WHO, in partnership with 42 African Member States, has launched a landmark initiative to embed accountability for Preventing and Responding to Sexual Exploitation, Abuse and Harassment (PRSEAH) in joint health operations. The African Strategic Conference on Prevention and Response to Sexual Misconduct in Joint WHO–Member State Operations, held from 17–20 November in Pretoria, is shaping a global model for safeguarding reforms.
This effort builds on WHO’s PRSEAH Accountability Framework for Member States, endorsed at the 78th World Health Assembly in May 2025. The framework provides a voluntary, adaptable starting point for ministries of health to institutionalize safeguarding in joint operations with WHO. It is aligned with UN system-wide standards but goes further by addressing sexual harassment alongside exploitation and abuse – critical gaps in existing global clauses.

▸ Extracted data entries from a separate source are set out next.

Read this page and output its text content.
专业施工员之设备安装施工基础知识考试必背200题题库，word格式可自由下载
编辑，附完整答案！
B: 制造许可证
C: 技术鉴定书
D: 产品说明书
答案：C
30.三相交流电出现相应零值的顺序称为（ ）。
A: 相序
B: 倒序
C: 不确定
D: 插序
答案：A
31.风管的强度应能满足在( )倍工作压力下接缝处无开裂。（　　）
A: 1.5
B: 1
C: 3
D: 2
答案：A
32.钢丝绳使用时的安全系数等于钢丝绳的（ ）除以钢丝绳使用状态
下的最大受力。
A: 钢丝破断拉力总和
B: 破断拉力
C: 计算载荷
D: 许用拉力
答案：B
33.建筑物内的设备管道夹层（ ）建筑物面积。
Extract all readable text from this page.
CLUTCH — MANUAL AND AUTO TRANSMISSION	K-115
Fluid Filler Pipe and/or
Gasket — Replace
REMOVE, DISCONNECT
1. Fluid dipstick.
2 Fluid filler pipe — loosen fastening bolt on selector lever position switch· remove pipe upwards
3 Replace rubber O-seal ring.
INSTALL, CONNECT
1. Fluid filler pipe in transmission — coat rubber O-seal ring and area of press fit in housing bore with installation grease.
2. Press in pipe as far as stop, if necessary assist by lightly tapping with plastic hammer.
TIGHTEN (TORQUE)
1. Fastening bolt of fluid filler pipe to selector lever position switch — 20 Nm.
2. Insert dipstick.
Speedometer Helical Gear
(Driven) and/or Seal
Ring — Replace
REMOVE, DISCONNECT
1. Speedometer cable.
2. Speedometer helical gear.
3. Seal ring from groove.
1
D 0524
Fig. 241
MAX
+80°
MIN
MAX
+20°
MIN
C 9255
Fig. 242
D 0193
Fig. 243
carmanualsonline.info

The framework focuses on three mutually reinforcing areas: establishing clear policies and codes of conduct that set minimum standards for preventing and responding to sexual misconduct; equipping health personnel and partners with mandatory and specialized training, including modules for emergency responders and victim support teams; and ensuring robust incident management through safe reporting channels, survivor-centered assistance, and timely investigations backed by disciplinary or legal action. Together, these measures aim to protect communities and health workers during every intervention.
The Pretoria conference advanced the discussion on the operationalization of the framework through technical sessions on policy integration, emergency preparedness, risk management, and survivor support. Member States shared their approaches to addressing PRSEAH and discussed both achievements and challenges, which formed the foundation for setting out key principles and action areas to take forward to institutionalize safeguarding within health systems. With this bold action, 42 demonstrated strong commitment in a region facing over 160 public health emergencies annually, where health workers – embedded in vulnerable communities – must uphold the highest ethical standards.
“Preventing and responding to sexual misconduct is inseparable from our shared commitment to gender equality, human rights, social justice and inclusion,” said Alia El-Yassir, WHO Director for Gender, Rights, Equity and Sexual Misconduct Prevention. “When women are safe and respected, societies thrive.”
Global implications
This achievement comes as the global community marks the 16 Days of Activism Against Gender-Based Violence campaign – a stark reminder that health care must be a place of safety, never discrimination or violence.
With this leadership from African governments, WHO now has a model for the world: every act of health care comes with accountability to those it serves – so communities can trust the care they receive. WHO will scale this approach globally, helping ministries of health adopt the PRSEAH Accountability Framework and embed safeguarding into health systems and emergency operations. The goal is clear – restore trust, uphold dignity, and ensure WHO and Member States protect the communities they serve.